Jessica Jones’ Tuft offered paired laid back sensibility with classic silhouettes in bright hues and bold patterns. The Tuft collection was brought to life by Jessica’s own version of a girl rock brand, and she found inspiration in the “California girl”. The designs were colorful, fun, and Jone’s ability to mix color, print, and fabric made it stand out among the other designers.
Friday night, the runway shows moved to the Parthenon Pavilion at Centennial Park. With the statue of the goddess Athena towering over the runway, the sold-out show was magical.

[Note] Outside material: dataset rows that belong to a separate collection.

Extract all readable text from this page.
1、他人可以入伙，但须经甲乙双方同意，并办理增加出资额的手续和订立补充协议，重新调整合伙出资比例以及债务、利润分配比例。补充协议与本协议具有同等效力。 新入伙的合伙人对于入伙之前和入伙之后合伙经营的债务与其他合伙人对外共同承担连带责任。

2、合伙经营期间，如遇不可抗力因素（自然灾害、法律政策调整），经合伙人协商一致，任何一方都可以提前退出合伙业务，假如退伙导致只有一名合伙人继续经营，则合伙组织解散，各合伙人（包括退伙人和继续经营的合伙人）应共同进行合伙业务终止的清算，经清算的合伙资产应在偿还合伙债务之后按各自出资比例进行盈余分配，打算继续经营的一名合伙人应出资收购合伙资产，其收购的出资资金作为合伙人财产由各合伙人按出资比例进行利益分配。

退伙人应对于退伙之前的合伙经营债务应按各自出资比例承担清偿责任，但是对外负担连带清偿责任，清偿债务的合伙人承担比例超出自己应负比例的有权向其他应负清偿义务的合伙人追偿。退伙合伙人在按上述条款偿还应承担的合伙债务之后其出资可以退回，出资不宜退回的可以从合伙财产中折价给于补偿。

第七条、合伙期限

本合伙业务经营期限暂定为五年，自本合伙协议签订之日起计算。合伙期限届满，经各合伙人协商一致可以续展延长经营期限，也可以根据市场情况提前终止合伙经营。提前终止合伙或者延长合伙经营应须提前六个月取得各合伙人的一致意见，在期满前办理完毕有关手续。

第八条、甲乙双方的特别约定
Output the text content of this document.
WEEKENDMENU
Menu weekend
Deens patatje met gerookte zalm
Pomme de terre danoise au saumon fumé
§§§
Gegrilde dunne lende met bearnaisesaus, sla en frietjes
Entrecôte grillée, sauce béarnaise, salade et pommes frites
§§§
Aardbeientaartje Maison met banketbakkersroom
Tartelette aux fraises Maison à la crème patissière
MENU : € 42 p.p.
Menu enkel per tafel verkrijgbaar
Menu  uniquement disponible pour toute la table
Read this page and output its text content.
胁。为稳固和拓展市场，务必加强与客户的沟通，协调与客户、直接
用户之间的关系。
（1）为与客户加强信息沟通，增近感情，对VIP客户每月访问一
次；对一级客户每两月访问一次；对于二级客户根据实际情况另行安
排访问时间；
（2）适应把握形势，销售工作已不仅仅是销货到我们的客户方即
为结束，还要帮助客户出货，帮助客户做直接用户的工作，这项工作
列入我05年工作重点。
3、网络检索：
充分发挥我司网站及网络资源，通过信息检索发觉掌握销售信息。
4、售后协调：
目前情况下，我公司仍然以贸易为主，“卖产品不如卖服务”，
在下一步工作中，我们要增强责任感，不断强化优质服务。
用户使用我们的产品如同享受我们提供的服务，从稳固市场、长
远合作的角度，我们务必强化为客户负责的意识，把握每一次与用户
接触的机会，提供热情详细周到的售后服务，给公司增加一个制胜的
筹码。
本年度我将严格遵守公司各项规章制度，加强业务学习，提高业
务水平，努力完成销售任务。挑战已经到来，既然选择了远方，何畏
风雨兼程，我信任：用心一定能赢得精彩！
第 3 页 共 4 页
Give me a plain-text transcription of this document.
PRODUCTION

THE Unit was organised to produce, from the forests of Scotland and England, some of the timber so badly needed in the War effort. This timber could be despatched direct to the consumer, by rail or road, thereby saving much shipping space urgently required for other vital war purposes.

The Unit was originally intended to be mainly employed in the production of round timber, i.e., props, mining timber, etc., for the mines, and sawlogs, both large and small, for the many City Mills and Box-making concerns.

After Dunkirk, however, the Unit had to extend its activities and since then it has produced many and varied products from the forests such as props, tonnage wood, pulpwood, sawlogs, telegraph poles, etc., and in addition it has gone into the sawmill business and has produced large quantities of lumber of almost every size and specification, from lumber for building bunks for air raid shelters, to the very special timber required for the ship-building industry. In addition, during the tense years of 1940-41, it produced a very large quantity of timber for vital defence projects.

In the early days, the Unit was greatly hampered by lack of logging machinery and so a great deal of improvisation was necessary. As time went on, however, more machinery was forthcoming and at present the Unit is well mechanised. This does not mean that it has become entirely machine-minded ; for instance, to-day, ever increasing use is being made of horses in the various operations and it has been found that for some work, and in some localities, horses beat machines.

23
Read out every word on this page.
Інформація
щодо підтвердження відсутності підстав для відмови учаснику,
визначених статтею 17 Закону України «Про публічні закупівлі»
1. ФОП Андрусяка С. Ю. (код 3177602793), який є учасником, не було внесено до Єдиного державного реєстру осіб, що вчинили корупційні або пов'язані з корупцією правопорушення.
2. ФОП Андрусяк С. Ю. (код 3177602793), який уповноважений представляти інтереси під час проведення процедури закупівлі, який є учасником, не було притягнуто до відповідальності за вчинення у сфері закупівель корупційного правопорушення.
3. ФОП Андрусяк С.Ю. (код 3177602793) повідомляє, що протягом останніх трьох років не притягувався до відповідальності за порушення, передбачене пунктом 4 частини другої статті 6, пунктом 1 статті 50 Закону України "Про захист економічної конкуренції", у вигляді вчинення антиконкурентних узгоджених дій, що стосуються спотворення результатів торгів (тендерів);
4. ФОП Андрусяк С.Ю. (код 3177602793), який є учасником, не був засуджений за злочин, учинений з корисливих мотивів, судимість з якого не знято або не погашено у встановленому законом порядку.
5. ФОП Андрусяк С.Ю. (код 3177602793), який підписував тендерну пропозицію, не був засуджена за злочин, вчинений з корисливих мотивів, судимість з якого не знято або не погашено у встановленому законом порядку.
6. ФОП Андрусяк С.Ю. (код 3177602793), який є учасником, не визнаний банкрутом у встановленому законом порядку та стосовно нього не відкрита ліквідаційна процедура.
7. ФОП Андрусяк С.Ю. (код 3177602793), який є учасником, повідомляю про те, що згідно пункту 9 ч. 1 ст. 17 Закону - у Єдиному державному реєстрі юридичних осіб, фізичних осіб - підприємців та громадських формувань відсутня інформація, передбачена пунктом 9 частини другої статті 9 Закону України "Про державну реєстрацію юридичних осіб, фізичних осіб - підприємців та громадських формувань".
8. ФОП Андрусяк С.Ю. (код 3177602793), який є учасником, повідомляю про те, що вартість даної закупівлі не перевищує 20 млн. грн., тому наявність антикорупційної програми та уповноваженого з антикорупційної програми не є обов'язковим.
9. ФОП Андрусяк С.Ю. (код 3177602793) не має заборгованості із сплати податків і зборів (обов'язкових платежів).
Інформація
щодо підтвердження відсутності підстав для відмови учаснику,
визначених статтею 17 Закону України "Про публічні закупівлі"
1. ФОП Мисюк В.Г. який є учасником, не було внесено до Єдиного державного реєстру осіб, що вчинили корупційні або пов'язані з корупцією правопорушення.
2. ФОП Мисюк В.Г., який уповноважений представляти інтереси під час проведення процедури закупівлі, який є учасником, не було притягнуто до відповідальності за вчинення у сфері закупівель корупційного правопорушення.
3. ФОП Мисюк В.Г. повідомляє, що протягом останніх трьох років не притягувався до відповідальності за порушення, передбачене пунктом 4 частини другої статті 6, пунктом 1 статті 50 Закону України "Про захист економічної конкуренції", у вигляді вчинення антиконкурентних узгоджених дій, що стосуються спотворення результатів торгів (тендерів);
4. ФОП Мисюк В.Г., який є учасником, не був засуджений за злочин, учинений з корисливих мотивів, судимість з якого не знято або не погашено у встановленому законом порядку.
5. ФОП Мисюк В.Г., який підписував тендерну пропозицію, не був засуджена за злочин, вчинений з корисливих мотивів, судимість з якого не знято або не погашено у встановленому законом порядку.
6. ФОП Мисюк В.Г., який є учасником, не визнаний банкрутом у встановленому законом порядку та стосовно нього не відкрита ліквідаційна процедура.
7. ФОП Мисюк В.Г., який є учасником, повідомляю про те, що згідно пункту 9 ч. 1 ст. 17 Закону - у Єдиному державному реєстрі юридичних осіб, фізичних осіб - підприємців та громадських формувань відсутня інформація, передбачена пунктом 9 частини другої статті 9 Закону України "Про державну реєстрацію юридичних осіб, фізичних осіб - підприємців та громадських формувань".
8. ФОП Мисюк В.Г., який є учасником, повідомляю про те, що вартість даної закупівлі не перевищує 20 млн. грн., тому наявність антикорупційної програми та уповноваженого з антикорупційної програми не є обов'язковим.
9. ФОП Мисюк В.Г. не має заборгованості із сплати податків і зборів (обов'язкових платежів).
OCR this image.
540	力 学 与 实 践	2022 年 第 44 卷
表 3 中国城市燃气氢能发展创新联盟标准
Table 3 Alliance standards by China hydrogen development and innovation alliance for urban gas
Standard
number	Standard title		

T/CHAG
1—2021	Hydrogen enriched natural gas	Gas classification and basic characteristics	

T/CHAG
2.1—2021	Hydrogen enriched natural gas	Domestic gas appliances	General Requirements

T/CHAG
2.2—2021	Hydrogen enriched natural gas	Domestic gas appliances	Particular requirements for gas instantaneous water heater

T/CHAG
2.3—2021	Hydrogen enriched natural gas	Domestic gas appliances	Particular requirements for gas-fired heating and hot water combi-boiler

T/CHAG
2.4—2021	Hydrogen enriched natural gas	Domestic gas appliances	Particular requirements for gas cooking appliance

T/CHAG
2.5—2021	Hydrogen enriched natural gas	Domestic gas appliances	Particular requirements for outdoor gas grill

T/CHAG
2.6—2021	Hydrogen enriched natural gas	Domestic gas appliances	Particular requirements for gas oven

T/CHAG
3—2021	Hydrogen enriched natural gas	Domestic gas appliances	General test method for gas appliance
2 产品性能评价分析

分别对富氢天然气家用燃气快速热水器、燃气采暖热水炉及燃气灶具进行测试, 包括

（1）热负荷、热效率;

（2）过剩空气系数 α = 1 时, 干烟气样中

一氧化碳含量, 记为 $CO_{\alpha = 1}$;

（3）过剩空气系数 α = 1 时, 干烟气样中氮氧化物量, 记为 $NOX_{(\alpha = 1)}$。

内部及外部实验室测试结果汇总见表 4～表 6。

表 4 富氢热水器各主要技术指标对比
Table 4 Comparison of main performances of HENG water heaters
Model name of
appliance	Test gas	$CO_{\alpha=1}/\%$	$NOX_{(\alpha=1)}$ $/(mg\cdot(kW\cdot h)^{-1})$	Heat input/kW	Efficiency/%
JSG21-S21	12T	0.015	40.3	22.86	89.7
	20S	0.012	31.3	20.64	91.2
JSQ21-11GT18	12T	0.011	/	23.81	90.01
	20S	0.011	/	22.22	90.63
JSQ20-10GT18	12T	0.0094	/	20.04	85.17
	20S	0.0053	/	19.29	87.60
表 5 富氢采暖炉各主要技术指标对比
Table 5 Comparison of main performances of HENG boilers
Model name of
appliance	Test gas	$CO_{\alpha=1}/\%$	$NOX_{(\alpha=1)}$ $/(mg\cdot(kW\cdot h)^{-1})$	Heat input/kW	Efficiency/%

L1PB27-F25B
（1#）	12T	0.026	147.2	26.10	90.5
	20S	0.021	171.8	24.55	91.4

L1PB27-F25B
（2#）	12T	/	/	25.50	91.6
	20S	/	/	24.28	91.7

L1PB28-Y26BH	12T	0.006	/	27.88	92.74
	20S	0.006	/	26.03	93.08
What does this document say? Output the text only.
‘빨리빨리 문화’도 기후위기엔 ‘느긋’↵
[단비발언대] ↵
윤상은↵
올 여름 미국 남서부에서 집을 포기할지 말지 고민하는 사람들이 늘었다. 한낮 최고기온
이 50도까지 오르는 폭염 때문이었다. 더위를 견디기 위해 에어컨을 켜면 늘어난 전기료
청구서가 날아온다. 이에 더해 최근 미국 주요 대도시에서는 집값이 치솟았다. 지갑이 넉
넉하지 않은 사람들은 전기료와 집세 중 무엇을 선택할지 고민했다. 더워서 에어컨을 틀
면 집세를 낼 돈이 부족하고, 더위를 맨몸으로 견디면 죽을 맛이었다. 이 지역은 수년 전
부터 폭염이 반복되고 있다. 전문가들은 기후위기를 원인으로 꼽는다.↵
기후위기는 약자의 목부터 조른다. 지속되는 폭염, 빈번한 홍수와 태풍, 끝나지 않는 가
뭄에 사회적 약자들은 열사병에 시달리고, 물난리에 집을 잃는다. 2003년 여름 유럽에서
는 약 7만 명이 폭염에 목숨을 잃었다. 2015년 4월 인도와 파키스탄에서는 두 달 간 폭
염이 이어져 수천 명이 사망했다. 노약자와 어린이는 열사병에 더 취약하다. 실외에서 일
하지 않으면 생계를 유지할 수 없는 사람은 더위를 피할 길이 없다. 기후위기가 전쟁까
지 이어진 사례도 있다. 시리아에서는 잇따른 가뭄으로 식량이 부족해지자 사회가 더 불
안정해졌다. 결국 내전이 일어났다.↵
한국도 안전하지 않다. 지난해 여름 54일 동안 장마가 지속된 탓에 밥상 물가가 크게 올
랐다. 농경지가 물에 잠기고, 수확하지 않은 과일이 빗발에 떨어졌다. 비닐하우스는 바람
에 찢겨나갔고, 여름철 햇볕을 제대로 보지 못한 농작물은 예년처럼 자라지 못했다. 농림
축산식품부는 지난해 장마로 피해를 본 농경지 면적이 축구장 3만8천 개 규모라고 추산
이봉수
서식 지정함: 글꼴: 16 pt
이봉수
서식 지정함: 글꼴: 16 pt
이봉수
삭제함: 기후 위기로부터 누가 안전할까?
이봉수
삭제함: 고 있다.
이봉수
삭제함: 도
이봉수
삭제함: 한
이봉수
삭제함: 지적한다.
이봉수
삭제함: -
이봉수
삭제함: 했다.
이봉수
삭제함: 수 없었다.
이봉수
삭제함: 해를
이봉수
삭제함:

White Rabbit by Shea Steele drifted between accessories and head to toe looks and was the product of an adept creative core. Steele's work spanned from art school cool to refined fashion seamlessly with bold, smart design and askew color combinations that appealed to a range of individuals. The collection was one of bold and full shapes with geometric printing and used pattern in a fresh, fun way to create looks that could easily be worn from day to day.
Red Doll by Tatyana Merenyuk was a crowd favorite of the night. Each dress that came down the runway was sexy, feminine, and sultry and was made up of blacks, creams, and reds. While using the classic colors, prints, and cuts, Merenyuk created a sophisticated but sexy look with sheer fabrics and added layering.
Katharine Kidd’s second show in Nashville did not disappoint. With a collection of navies, blacks, and reds, she honed in on beautiful lace dresses, detailed bowed and backless blouses, and navy sequined cocktail dresses. Each item was beautifully crafted and made to fit a woman’s body like a glove.
The Versace Collection closed the evening runway show with men’s and women’s designs, but the men’s collection stole the show with bold colors, classic cuts, a royal fit.
For its final night NFW moved to the 21st floor of the Pinnacle building for the Saturday showings.
Jamie and the Jones collection was the first down the runway. The brainchild of Nashville designers Jamie Frazier and Hannah Jones, the collection was smart and feminine and featured knitting, crochet, embroidery, beading, and hand painting are all hallmarks.
Kal Rieman was the collection by Cleveland native “Cally” Rieman. With an unconventional path into the world of fashion, her collection had menswear inspirations, and she mixed it up by adding feminine elements, such as bow-tie blouses and feminine prints and materials.
The Sylvia Heisel label embodied simplicity, creativity, technology, sustainability and quality. Influenced as much by contemporary art and design as the fashion world, Heisel’s line focused on a wardrobe and lifestyle staples, by reinventing them with new cuts, construction and fabrications.
Magid and Michele Bernard make up the luxury fashion house, Magid Bernard. Their love of art, architecture, beauty and design of every kind drive their selection of luxurious European textiles which they crafted into timeless designs with a twist. Well-known for its attention to clean lines and elegance, the line’s astonishingly engineered bias-cut dresses, French laces, and hand-embroidered fabrics were favorites among an international clientele. The collection also featured a black, sleeveless maxi dress that had a very small sheer panel right the knee cap that made the dress stand out.
Randi Rahm’s self-named collection was the finale of Nashville Fashion Week. Each dress of Rahm’s hand beaded collection had a certain uniqueness to it, and the collection was sent down the runway in color sets. The color scheme changed from ivory to teal, to silver, black and gold, rose and the finale dress was a stunning beaded silver halter adorned with a veil. The collection was truly a masterpiece because of Rahm’s ability to create with different materials. She has mastered the type of craftsmanship it takes to be a game changer in the ever changing fashion industry.
Saturday night at the Pinnacle Building was the perfect finale to an amazing, fashion filled week. With each new day, came new designs, and one never truly knew what to expect.